Let $R$ be a $\mathbb{C}$-algebra and $(\pi, V )$ a finite dimensional simple $R$-module. Show that

(a) The ring $\pi(R) \subset \operatorname{End}_{\mathbb{C}}(V)$ is simple.
(b) We have $\pi(R) = \operatorname{End}_\mathbb{C}(V)$.
So I want to show that $\pi(R)$ is Artinian, and then show that its Jacobson radical is $0$, so then I can conclude it is semisimple. I'm not sure how to show it is Artinian, and where do I go after I show it is semisimple. Maybe work with the finite dimensionality of the endomorphism ring?
 A: Let us put $S=\pi(R)$ and $J$ its Jacobson radical. Note that $V$ is a simple $S$-module.
$S$ is semi-simple. Indeed, $S$ is artinian since its left ideals are complex subspaces of $S\subset\mathrm{End}_\Bbb{C}(V)$, which has finite dimension, and thus satisfy the descending chain condition. $S$ is also Jacobson semi-simple since by Nakayama's lemma and finite generation of $V$, $JV$ is a proper $S$-submodule of $V$ and therefore zero by simplicity of $V$ (*). It follows that $J=0$ and thus that $S$ is semi-simple.
(*) Alternatively, and more to the point, $JV=0$ by simplicity of $V$ as an $S$-module and by definition of the Jacobson radical as those elements in $S$ killing all simple $S$-modules.
$S$ is simple. By the Artin-Wedderburn theorem and the fact that there are no nontrivial finite dimensional complex division algebras we have $S\simeq\prod_{i=1}^rM_{n_i}(\Bbb{C})$. In fact, $r=1$ and $S\simeq M_m(\Bbb{C})$. Indeed, if there were two factors or more, the element $e$ of $S$ corresponding to $(I_{n_1},0,\dots,0)$ would define a nontrivial central idempotent of $S$, and thus two nontrivial $S$-submodules $\mathrm{Ker}(e)$ and $\mathrm{Im}(e)$, contradicting the simplicity of $V$ as an $S$-module.

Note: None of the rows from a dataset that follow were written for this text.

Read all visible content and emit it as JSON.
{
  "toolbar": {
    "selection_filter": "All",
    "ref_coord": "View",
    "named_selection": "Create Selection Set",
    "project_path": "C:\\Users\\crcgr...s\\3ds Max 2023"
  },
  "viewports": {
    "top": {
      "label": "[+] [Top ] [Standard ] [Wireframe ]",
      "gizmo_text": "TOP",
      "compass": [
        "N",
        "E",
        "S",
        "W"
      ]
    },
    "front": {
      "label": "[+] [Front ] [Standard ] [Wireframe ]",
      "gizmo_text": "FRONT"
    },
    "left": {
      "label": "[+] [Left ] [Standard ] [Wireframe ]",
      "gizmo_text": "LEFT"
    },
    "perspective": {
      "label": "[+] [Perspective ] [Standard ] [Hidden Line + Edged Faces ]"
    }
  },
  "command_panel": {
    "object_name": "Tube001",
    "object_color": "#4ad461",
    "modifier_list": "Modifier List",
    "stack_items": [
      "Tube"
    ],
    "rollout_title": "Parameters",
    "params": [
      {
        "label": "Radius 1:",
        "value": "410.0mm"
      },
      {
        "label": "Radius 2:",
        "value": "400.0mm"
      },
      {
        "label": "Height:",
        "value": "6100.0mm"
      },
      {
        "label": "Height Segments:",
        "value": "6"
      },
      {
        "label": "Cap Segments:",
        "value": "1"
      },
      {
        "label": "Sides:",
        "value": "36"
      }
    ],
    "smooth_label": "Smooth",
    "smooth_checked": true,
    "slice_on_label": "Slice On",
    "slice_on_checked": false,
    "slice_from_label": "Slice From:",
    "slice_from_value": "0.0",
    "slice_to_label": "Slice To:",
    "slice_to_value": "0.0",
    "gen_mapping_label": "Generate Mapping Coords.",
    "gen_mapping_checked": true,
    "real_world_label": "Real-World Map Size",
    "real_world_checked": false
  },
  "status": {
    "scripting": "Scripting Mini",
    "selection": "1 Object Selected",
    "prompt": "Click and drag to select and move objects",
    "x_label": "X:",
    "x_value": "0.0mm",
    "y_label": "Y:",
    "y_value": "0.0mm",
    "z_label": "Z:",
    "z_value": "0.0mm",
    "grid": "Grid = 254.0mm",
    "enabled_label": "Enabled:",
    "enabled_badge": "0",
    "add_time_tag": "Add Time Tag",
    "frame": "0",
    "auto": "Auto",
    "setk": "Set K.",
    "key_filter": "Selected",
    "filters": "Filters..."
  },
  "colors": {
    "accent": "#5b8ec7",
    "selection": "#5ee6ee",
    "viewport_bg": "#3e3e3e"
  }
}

$S=\mathrm{End}_\Bbb{C}(V)$. Recall that $M_m(\Bbb{C})$ has up to isomorphism a single simple module which is isomorphic to $\Bbb{C}^m$. We conclude that $V$ has dimension $\mathrm{dim}(V)=m$ and $S$ dimension $\mathrm{dim}(V)^2$. Therefore $S=\mathrm{End}_\Bbb{C}(V)$.